- We bought a Corvette when Chevy redesigned it for 2020.
- We've raced, road tripped and commuted in it.
- Oh, and we've done a fair amount of maintenance over 20,000 miles too.
We knew we were going to plunk down cash for a new Corvette when Chevy announced the mid-engine C8, and although we waited quite a while, we eventually took possession of a 2020 Chevrolet Corvette two years and 20,000 miles ago. Since then, we've done a little bit of everything in it. That includes drag racing, road tripping and commuting. So, how has the mid-engine Corvette held up since we brought it home from the dealer?
2020 Chevrolet Corvette.
Yes, the Corvette is a blast to drive — but more than that, it's an accommodating sports car. Brent Romans, senior editor of written content, explains how the C8 improves on its predecessor.
"There's a lot that's different with the new-generation Corvette compared to prior models. So what stands out the most? For me, it's the car's handling. Or more specifically, my confidence in the car's handling. The C6 and C7 generations had heroic grip ... but ... you had to have some faith that it was there, because the cars didn't do a great job of communicating it. Plus, midcorner bumps could get the car out of sorts pretty quickly.
"This new generation is sooooo much better. Thanks to the new mid-engine design, it feels low and balanced. It still has the grip but now I know that it's there and have more confidence when approaching the limits. The more expansive view out the windshield helps, too. Basically, there's a palpable connection now. I can drive this Corvette harder around turns and still feel in control."
2020 Chevrolet Corvette.
One Edmunds staffer echoed a regular refrain: The Corvette might be a pain in the butt to get into, but once you're there, it's a pretty pleasant place to hang out.
"Along with being eye-catching, the new mid-engine Corvette is relentlessly comfortable on long road trips. Our long-termer is equipped with GM's Magnetic Ride Control adaptive suspension and GT2 seats, which are an excellent combination for eating up miles. I drove the C8 over five days and 2,200 miles, but never once got legitimately uncomfortable. The ride quality, even over bumpy surfaces, is totally forgiving, while the seats are well padded and nicely bolstered."
That was echoed by Senior News Editor Cameron Rogers, who spent four months with the Corvette this year.
"The seats are another high point. Even though we opted for the midrange GT2 buckets — sportier than the previously available standard thrones but less hardcore than the Competition Sport seats — I found them quite comfortable. They're highly adjustable and, despite being a more aggressive option, well suited for most trips. Score yet another win for the Corvette's everyday usability."
The confluence of owning a brand-new, next-gen luxury sports car just as the global supply chain falls to pieces has not been kind to maintenance costs (or wait times) for our Corvette. Case in point: Replacing the windshield for the Vette set us back more than $1,000 and took more than a month as we waited for glass to show up. A more nominal repair — replacing tires — was also a four-figure cost as outlined by senior manager of photography, Scott Jacobs.

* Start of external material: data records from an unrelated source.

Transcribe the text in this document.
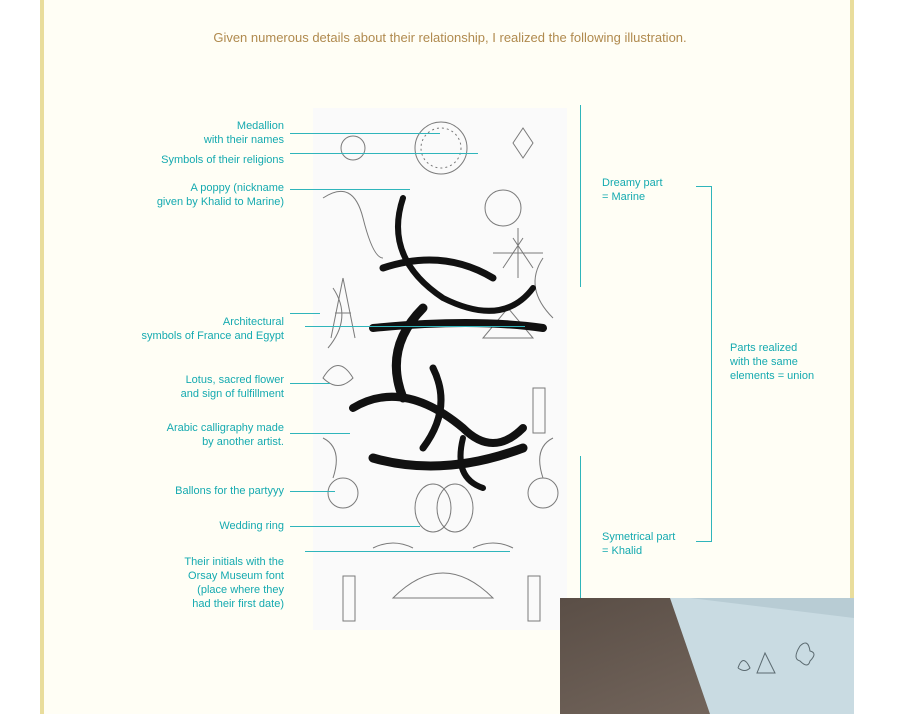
Given numerous details about their relationship, I realized the following illustration.
Medallion
with their names
Symbols of their religions
A poppy (nickname
given by Khalid to Marine)
Architectural
symbols of France and Egypt
Lotus, sacred flower
and sign of fulfillment
Arabic calligraphy made
by another artist.
Ballons for the partyyy
Wedding ring
Their initials with the
Orsay Museum font
(place where they
had their first date)
Dreamy part
= Marine
Parts realized
with the same
elements = union
Symetrical part
= Khalid
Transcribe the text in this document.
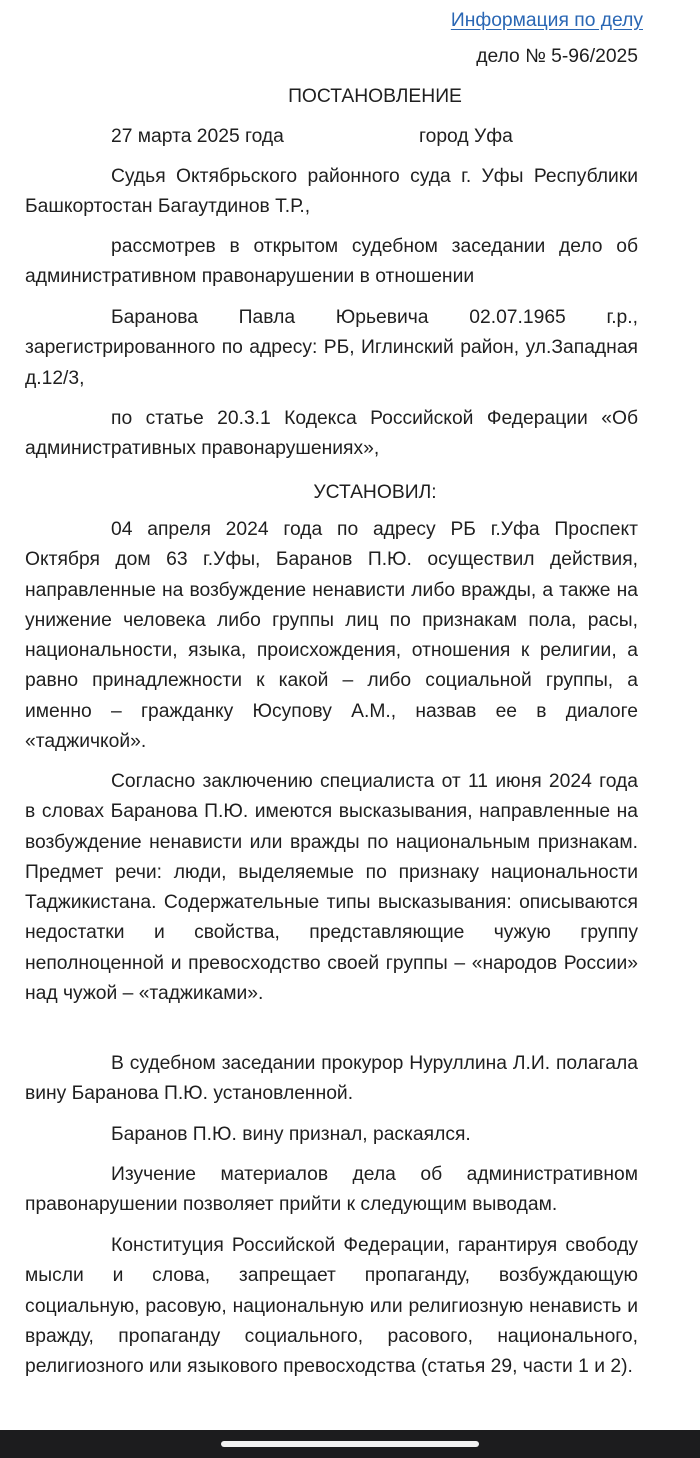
Информация по делу
дело № 5-96/2025
ПОСТАНОВЛЕНИЕ
27 марта 2025 года	город Уфа

Судья Октябрьского районного суда г. Уфы Республики Башкортостан Багаутдинов Т.Р.,

рассмотрев в открытом судебном заседании дело об административном правонарушении в отношении

Баранова Павла Юрьевича 02.07.1965 г.р., зарегистрированного по адресу: РБ, Иглинский район, ул.Западная д.12/3,

по статье 20.3.1 Кодекса Российской Федерации «Об административных правонарушениях»,

УСТАНОВИЛ:

04 апреля 2024 года по адресу РБ г.Уфа Проспект Октября дом 63 г.Уфы, Баранов П.Ю. осуществил действия, направленные на возбуждение ненависти либо вражды, а также на унижение человека либо группы лиц по признакам пола, расы, национальности, языка, происхождения, отношения к религии, а равно принадлежности к какой – либо социальной группы, а именно – гражданку Юсупову А.М., назвав ее в диалоге «таджичкой».

Согласно заключению специалиста от 11 июня 2024 года в словах Баранова П.Ю. имеются высказывания, направленные на возбуждение ненависти или вражды по национальным признакам. Предмет речи: люди, выделяемые по признаку национальности Таджикистана. Содержательные типы высказывания: описываются недостатки и свойства, представляющие чужую группу неполноценной и превосходство своей группы – «народов России» над чужой – «таджиками».

В судебном заседании прокурор Нуруллина Л.И. полагала вину Баранова П.Ю. установленной.

Баранов П.Ю. вину признал, раскаялся.

Изучение материалов дела об административном правонарушении позволяет прийти к следующим выводам.

Конституция Российской Федерации, гарантируя свободу мысли и слова, запрещает пропаганду, возбуждающую социальную, расовую, национальную или религиозную ненависть и вражду, пропаганду социального, расового, национального, религиозного или языкового превосходства (статья 29, части 1 и 2).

"I was driving down the I-99 freeway on my way home from a shoot when I heard a bang. I looked around my periphery quickly to see if I ran over something. Not seeing anything obvious, I looked at the instrument panel and noticed the air pressure of the rear passenger tire dropping below 10 psi to zero within a second. I quickly pulled off the side of the road. There is no spare tire. I was in the middle of nowhere. After a few calls I found a tire shop about 30 minutes away that could supply the tire, which is a bit specialty. The tow truck showed up three hours later, and once it was on the flatbed, I saw the other tire was threadbare. I guess a dozen too many burnouts were done on this Blue Baby. Total cost $1,265.73 for two Michelin 305/30R20 Pilot Sports. Thankfully the tow was free."
Our Corvette enthusiasm hasn't dampened 20,000 miles in — and we hope we can squeeze in another few thousand before our time is up.